For patients in the validation data set, we compared the actual high impact user status, i.e. whether each patient went on to have two or more emergencies within a year, with whether their predicted probability of being a high impact user from the logistic models derived from the training data set exceeded one of three threshold values. We calculated 2 × 2 tables for each threshold with statistics for sensitivity, specificity and positive predictive value, based on the total number of index spells. This is analogous to comparing a potential new screening test for a disease with a gold standard; here, the ‘gold standard’ is the actual high-impact user status and the new ‘test’ is whether the patient's modelled probability exceeds a given threshold value. The receiver operating characteristic (ROC) c statistic is widely used to summarize a model's ability to correctly discriminate between outcomes such as whether the patient died. A value of 0.5 suggests that the model is no better than chance in predicting death. A value of 1.0 suggests perfect discrimination. In general, values less than 0.7 are considered to show poor discrimination, whereas values above 0.8 suggest very good discrimination.

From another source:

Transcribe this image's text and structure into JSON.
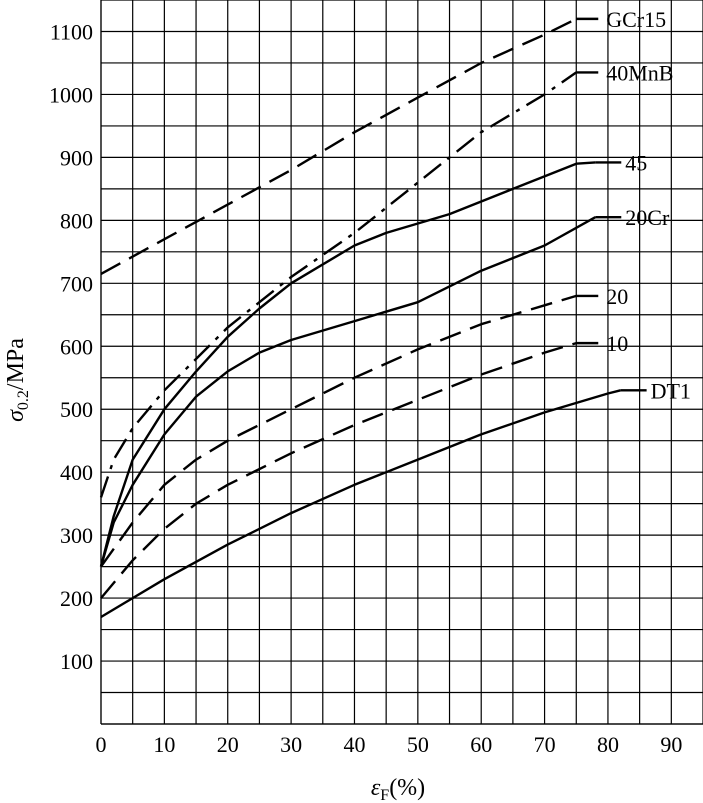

Any level of probability threshold chosen would be arbitrary, but for illustration we chose three thresholds that resulted in the identification (‘flagging’) of England totals of 250 000, 150 000 and 50 000 patients at high risk of becoming high-impact users. We chose the figure of 250 000 because the Department of Health for England has entered into a public service agreement with the Treasury to reduce emergency bed use by 5% in 2008; this has led to an emphasis on case management of 250 000 ‘very high intensive users’.
14 With 303 current primary care trusts in England, this corresponds to an average of around 825 patients per primary care trust. Our other chosen totals correspond to around 500 and 165 patients per primary care trust, respectively, and might represent more manageable caseloads for community health services and primary healthcare professionals.